When Donald Trump announced in June 2017 that the United States was pulling out of the Paris Agreement—the pact between 195 nations (nearly all the world’s nations) to reduce global greenhouse gas emissions—the mayors of Paris, France, and Pittsburgh, Pennsylvania, responded with an op-ed in The New York Times. In it, they announced that “an unprecedented alliance is emerging” among more than 7,400 cities worldwide to honor and uphold the goals of this agreement irrespective of their own country’s level of commitment. They vowed to do this not only for the citizens of their cities, but also for the citizens of “every other city in the world.”
Most people don’t think of cities when thinking about international relations or international law. After all, cities are local governments and their leaders are concerned with local, not global, issues and challenges. Right?
In 2017, around the same time as city leaders vowed to honor the Paris Agreement, more than 150 city leaders from around the world assembled in Mechelen, Belgium. Their motive: The United Nations was in the process of drafting the Global Compact on Migration (GCM) and Global Compact on Refugees (GCR). Meeting in Belgium, the city leaders drew up the Mechelen Declaration, demanding a seat at the drafting table.
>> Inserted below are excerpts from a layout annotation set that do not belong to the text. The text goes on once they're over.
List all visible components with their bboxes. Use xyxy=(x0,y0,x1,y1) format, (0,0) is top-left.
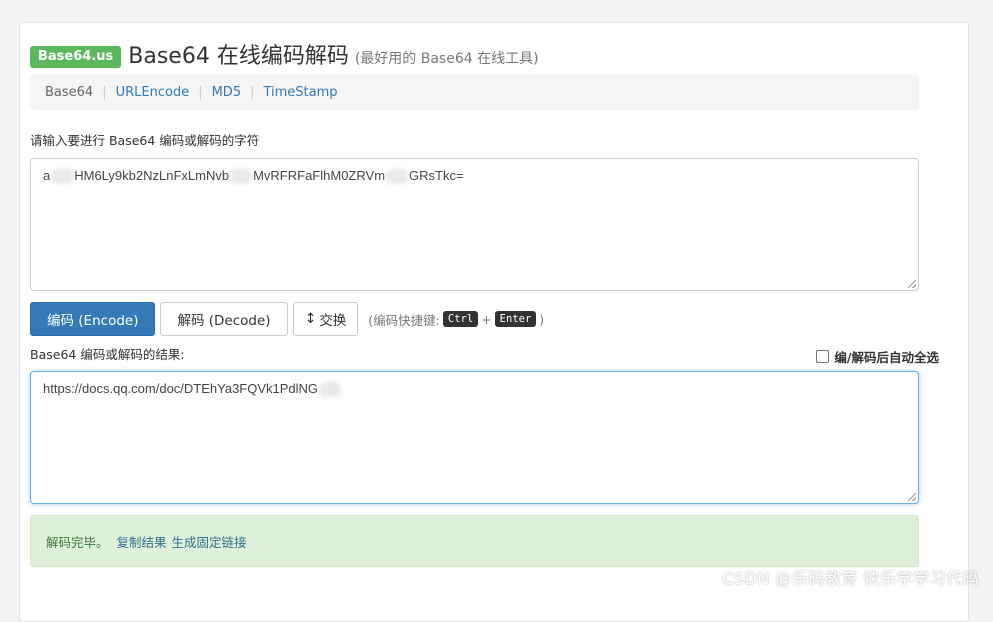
alert-status: 解码完毕。 xyxy=(46,532,109,551)
redaction-blur xyxy=(386,169,408,184)
source-text-part: MvRFRFaFlhM0ZRVm xyxy=(253,168,385,183)
result-text: https://docs.qq.com/doc/DTEhYa3FQVk1PdlN… xyxy=(43,381,318,396)
shortcut-hint: (编码快捷键: Ctrl + Enter ) xyxy=(368,310,544,329)
redaction-blur xyxy=(230,169,252,184)
page-title: Base64 在线编码解码 xyxy=(128,38,349,70)
swap-button-label: 交换 xyxy=(319,309,346,329)
fixed-link-link[interactable]: 生成固定链接 xyxy=(172,532,247,551)
shortcut-suffix: ) xyxy=(539,312,544,327)
source-text-part: a xyxy=(43,168,50,183)
shortcut-plus: + xyxy=(481,312,491,327)
page-subtitle: (最好用的 Base64 在线工具) xyxy=(355,48,539,68)
swap-button[interactable]: ↕ 交换 xyxy=(293,302,359,336)
nav-item-base64[interactable]: Base64 xyxy=(45,85,93,100)
decode-button[interactable]: 解码 (Decode) xyxy=(160,302,287,336)
nav-separator: | xyxy=(102,85,106,100)
nav-separator: | xyxy=(198,85,202,100)
result-textarea[interactable]: https://docs.qq.com/doc/DTEhYa3FQVk1PdlN… xyxy=(30,371,919,504)
kbd-enter: Enter xyxy=(495,311,537,327)
source-input-label: 请输入要进行 Base64 编码或解码的字符 xyxy=(30,130,259,149)
resize-grip-icon[interactable] xyxy=(908,493,916,501)
watermark: CSDN @乐码教育 快乐学学习代码 xyxy=(722,565,979,589)
source-textarea[interactable]: a HM6Ly9kb2NzLnFxLmNvb MvRFRFaFlhM0ZRVm GRs… xyxy=(30,158,919,291)
auto-select-toggle[interactable]: 编/解码后自动全选 xyxy=(816,347,939,366)
redaction-blur xyxy=(319,382,341,397)
shortcut-prefix: (编码快捷键: xyxy=(368,310,440,329)
success-alert: 解码完毕。 复制结果 生成固定链接 xyxy=(30,515,919,567)
auto-select-checkbox[interactable] xyxy=(816,350,829,363)
action-toolbar: 编码 (Encode) 解码 (Decode) ↕ 交换 (编码快捷键: Ctr… xyxy=(30,302,544,336)
source-text-part: HM6Ly9kb2NzLnFxLmNvb xyxy=(74,168,229,183)
copy-result-link[interactable]: 复制结果 xyxy=(117,532,167,551)
nav-item-md5[interactable]: MD5 xyxy=(212,85,242,100)
swap-arrows-icon: ↕ xyxy=(305,311,317,327)
page-header: Base64.us Base64 在线编码解码 (最好用的 Base64 在线工… xyxy=(30,38,539,71)
nav-item-urlencode[interactable]: URLEncode xyxy=(116,85,190,100)
tool-nav: Base64 | URLEncode | MD5 | TimeStamp xyxy=(30,75,919,110)
source-text-part: GRsTkc= xyxy=(409,168,464,183)
auto-select-label: 编/解码后自动全选 xyxy=(834,347,939,366)
kbd-ctrl: Ctrl xyxy=(443,311,478,327)
brand-badge[interactable]: Base64.us xyxy=(30,46,121,68)
nav-separator: | xyxy=(250,85,254,100)
nav-item-timestamp[interactable]: TimeStamp xyxy=(263,85,337,100)
encode-button[interactable]: 编码 (Encode) xyxy=(30,302,155,336)
result-label: Base64 编码或解码的结果: xyxy=(30,344,185,363)
redaction-blur xyxy=(51,169,73,184)
resize-grip-icon[interactable] xyxy=(908,280,916,288)
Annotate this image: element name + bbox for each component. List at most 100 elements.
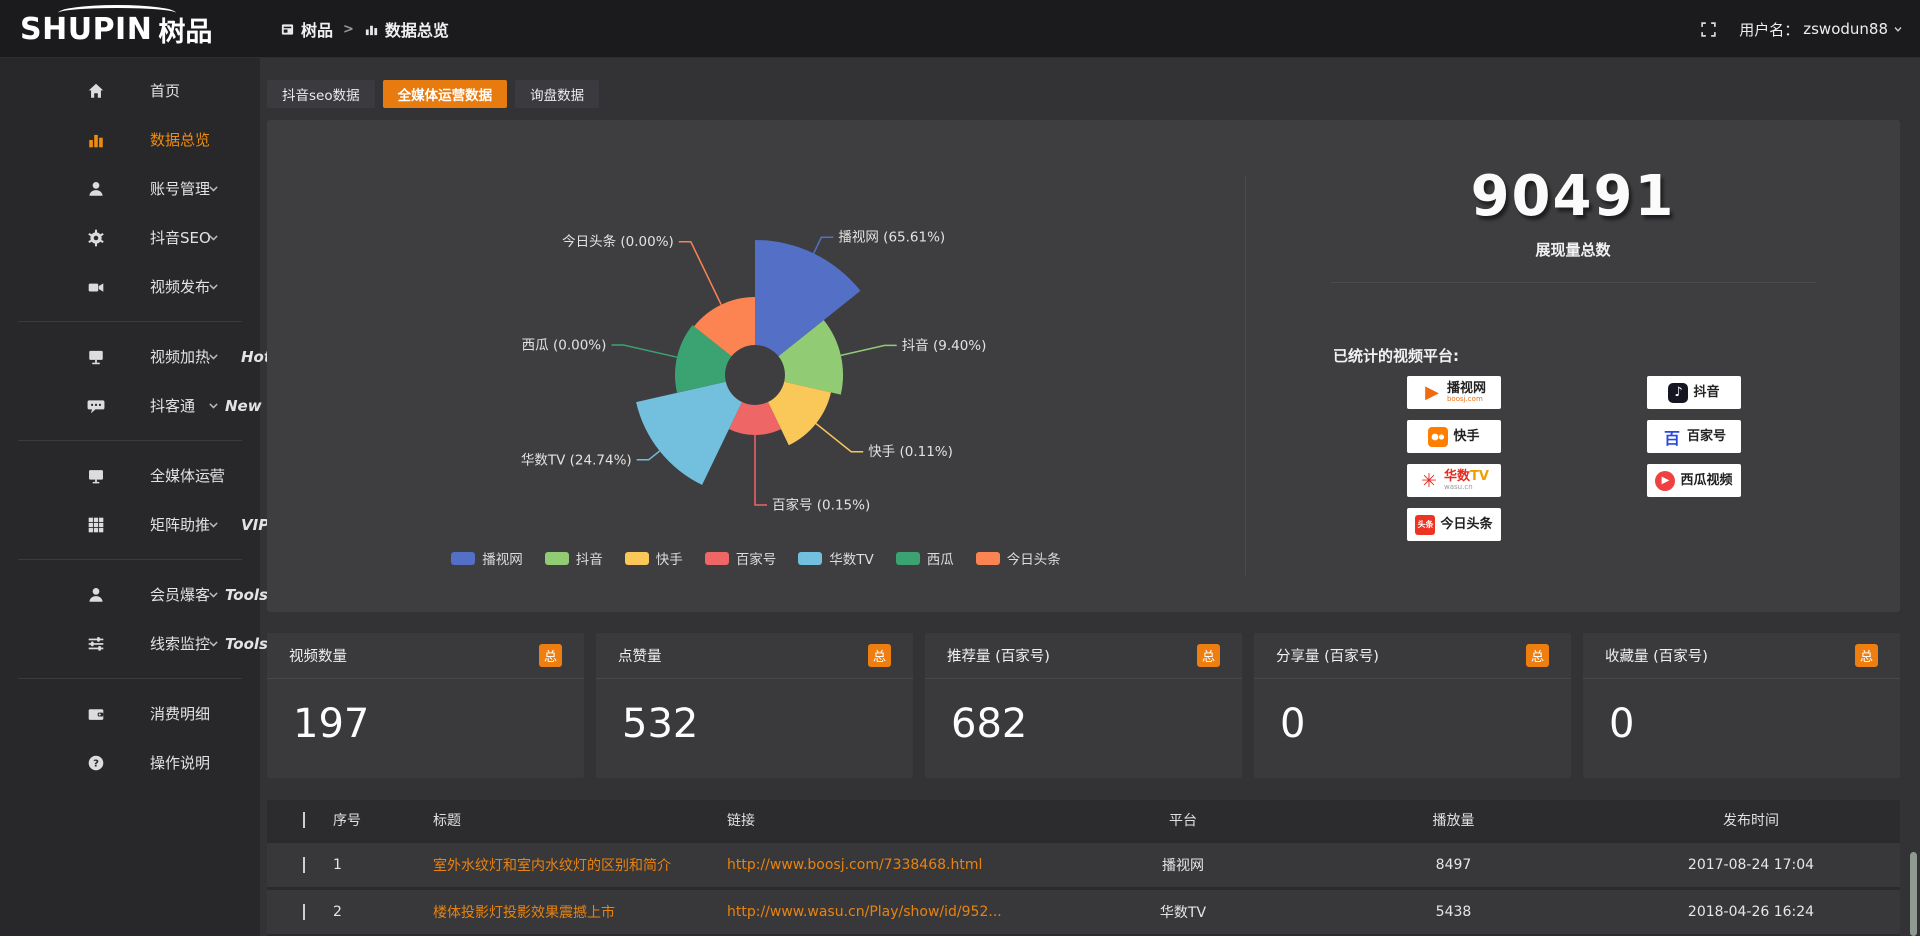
pie-label-line <box>755 435 767 505</box>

The two global compacts were adopted in Marrakesh in 2018, prompting 150 mayors and city leaders to sign a second declaration calling for the full and formal recognition of the role of local authorities in the implementation, follow-up, and review of both compacts. The UN High Commissioner on Refugees enthusiastically embraced the city leaders’ declaration in a speech highlighting the necessity of working with city leaders to solve the global refugee crisis.
Cities’ structural powerlessness in international relations
In a formal sense, cities remain structurally powerless—that is, without an official seat at the table or a platform in the current international political framework, which is built on the foundational idea that nation-states are the sole actors and policy-makers at the international level. This state-centric framework was constructed by and for states following the atrocities of World War II, when the winners of the war came together and, following a series of negotiations, created the United Nations (UN).
Nations, and only nations, are permitted to fill the key positions in the UN. While a small role is granted to non-governmental organizations, that can be consulted on matters pertaining to their expertise, this same privilege is not afforded to cities, which are not mentioned even once in the UN Charter.